DECLARE @return_value int, @EXIST bit
EXEC @return_value = [dbo].[SP_CHECK_ID] @ID = N':id',
@EXIST = @EXIST OUTPUT
SELECT @EXIST as N'@EXIST'
"""
result = db.session.execute(query, {'id': id}, bind=db.get_engine(app, 'second_db'))
But I got an error:
sqlalchemy.exc.ProgrammingError: (pymssql.ProgrammingError) (102, b"Incorrect syntax near '179'.DB-Lib error message 20018, severity 15:\nGeneral SQL Server error: Check messages from the SQL Server\n") [SQL: "DECLARE @return_value int, @EXIST bit EXEC @return_value = [dbo].[SP_CHECK_ID] @ID = N'%(id)s', @EXIST = @EXIST OUTPUT SELECT @EXIST as N'@EXIST'"] [parameters: {'id': '179'}]

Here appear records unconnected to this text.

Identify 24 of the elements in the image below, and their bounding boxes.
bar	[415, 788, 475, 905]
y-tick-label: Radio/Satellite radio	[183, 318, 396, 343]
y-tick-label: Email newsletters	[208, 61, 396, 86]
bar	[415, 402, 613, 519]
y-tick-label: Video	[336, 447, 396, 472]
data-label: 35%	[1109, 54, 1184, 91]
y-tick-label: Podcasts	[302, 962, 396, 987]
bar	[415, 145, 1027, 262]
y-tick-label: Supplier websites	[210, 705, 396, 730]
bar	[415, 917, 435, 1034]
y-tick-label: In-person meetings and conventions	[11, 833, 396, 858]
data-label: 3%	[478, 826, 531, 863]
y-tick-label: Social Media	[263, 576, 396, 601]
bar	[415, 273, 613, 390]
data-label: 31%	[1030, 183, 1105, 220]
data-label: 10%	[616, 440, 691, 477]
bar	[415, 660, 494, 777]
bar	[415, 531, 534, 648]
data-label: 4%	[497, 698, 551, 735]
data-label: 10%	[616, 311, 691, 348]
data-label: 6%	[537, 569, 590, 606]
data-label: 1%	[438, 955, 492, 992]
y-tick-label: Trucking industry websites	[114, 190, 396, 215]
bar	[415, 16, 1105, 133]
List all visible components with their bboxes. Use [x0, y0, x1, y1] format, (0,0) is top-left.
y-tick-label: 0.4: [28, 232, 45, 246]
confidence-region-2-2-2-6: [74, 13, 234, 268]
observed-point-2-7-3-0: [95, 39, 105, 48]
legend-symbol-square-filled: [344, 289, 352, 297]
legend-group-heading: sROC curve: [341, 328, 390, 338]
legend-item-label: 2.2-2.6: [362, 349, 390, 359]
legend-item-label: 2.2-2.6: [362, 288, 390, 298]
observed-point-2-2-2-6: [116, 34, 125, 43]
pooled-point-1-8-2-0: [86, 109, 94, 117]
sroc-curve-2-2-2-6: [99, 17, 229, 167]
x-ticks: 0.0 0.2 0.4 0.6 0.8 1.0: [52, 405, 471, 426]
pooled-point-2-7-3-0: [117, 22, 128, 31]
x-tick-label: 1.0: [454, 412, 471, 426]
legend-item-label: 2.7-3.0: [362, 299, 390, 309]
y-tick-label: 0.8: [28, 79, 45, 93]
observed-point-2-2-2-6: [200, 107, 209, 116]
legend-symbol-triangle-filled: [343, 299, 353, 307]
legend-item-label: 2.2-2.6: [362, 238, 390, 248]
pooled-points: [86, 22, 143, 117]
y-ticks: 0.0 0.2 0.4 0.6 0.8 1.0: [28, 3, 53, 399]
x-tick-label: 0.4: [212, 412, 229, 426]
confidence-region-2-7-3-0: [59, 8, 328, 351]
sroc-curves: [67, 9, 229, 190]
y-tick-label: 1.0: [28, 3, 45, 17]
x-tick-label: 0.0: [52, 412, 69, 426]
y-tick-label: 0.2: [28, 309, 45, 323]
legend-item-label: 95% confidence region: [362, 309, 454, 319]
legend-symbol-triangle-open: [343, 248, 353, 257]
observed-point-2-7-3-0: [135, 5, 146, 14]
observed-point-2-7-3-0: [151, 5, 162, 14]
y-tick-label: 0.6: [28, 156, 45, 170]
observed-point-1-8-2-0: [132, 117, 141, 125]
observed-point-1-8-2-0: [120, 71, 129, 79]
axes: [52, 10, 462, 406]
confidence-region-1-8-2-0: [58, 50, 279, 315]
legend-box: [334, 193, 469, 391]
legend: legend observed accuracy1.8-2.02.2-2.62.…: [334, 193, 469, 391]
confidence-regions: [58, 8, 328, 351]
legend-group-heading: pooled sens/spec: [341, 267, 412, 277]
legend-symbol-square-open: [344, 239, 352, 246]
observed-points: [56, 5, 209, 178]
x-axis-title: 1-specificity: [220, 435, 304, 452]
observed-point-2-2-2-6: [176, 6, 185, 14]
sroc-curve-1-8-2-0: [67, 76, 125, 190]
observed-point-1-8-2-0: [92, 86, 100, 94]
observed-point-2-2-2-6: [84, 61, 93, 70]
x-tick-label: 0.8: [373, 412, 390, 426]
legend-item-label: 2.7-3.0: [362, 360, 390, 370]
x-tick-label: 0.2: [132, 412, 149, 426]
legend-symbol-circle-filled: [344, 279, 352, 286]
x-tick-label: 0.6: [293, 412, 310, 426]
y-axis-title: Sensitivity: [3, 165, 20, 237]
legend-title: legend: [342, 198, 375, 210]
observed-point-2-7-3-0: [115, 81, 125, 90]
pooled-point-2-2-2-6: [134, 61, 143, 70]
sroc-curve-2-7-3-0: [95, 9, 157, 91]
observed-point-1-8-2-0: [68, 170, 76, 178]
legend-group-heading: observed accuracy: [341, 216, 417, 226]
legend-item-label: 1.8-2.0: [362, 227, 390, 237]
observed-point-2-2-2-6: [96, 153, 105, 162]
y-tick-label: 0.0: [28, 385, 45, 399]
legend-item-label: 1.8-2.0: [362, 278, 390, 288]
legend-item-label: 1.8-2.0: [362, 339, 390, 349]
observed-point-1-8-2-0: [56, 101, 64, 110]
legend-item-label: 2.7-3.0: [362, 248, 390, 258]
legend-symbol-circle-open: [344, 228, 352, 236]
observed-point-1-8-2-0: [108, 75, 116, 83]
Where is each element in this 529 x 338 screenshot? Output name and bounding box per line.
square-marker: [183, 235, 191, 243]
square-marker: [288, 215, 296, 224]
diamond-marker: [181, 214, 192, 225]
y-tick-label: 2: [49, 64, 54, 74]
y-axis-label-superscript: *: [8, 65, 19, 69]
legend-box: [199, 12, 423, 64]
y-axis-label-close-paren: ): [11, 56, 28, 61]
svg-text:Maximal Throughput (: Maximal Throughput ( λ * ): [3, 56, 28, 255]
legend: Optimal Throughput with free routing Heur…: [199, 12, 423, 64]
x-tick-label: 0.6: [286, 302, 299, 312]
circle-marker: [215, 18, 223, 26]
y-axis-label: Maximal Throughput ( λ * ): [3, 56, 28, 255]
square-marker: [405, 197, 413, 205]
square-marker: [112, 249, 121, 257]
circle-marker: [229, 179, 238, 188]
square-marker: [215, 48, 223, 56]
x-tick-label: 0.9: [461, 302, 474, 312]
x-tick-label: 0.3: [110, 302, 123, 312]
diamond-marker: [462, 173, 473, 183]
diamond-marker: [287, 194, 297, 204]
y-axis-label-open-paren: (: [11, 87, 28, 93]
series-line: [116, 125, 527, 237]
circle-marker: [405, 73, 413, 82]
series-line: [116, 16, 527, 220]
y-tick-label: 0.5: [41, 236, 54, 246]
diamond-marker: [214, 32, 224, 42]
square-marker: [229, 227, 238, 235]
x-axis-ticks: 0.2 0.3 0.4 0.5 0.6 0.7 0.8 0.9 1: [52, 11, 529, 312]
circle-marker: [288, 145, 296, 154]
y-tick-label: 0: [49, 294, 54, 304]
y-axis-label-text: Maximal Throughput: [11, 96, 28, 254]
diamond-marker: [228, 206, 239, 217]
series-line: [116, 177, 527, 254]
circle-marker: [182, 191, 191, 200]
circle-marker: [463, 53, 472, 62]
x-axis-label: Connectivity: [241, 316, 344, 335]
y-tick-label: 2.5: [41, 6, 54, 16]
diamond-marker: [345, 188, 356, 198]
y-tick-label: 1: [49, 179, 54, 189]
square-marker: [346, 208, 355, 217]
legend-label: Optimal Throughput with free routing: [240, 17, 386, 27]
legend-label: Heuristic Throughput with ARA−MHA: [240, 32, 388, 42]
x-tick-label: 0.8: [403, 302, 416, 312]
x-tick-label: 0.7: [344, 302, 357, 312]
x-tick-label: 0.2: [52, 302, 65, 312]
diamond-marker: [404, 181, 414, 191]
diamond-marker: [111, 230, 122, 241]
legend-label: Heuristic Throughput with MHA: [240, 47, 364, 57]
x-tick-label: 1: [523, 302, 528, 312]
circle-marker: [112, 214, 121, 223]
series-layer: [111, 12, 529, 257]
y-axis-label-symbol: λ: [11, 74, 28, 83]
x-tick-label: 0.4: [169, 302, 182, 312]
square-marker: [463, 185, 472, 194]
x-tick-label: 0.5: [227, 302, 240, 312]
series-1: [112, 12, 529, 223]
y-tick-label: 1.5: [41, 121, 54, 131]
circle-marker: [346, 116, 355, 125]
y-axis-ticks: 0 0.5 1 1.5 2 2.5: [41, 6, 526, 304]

I've tried with other ways:
query = """
DECLARE @return_value int, @EXIST bit
EXEC @return_value = [dbo].[SP_CHECK_ID] @ID = N'%s',
@EXIST = @EXIST OUTPUT
SELECT @EXIST as N'@EXIST'
"""
result = db.session.execute(query, id, bind=db.get_engine(app, 'second_db'))
But I got:
AttributeError: 'list' object has no attribute 'keys'
I tried too with
from sqlalchemy.sql import text
query = text(...)
and using ? instead of %s, but I got the same errors.
Upvotes: 0
Views: 867
Reputation: 52939
One of the benefits of using placeholders is that you do not need to – and should not – quote manually. So when you include
""" ... N':id' ... """
in your query that might render as
""" ... N''179'' ... """
or such, depending on your argument's type etc. The fix is then to remove the quotes and let SQLAlchemy/the DB-API driver handle all that:
query = """
DECLARE @return_value int, @EXIST bit
EXEC @return_value = [dbo].[SP_CHECK_ID] @ID = :id,
@EXIST = @EXIST OUTPUT
SELECT @EXIST as N'@EXIST'
"""
result = db.session.execute(
query, {'id': id},
bind=db.get_engine(app, 'second_db'))
The named placeholder style is a backend-neutral SQLAlchemy abstraction provided by the text()
construct. Session.execute()
implicitly wraps your textual SQL, if you've omitted it. %s
, ?
etc. are DP-API specific placeholder styles. pymssql would seem to use the percent style.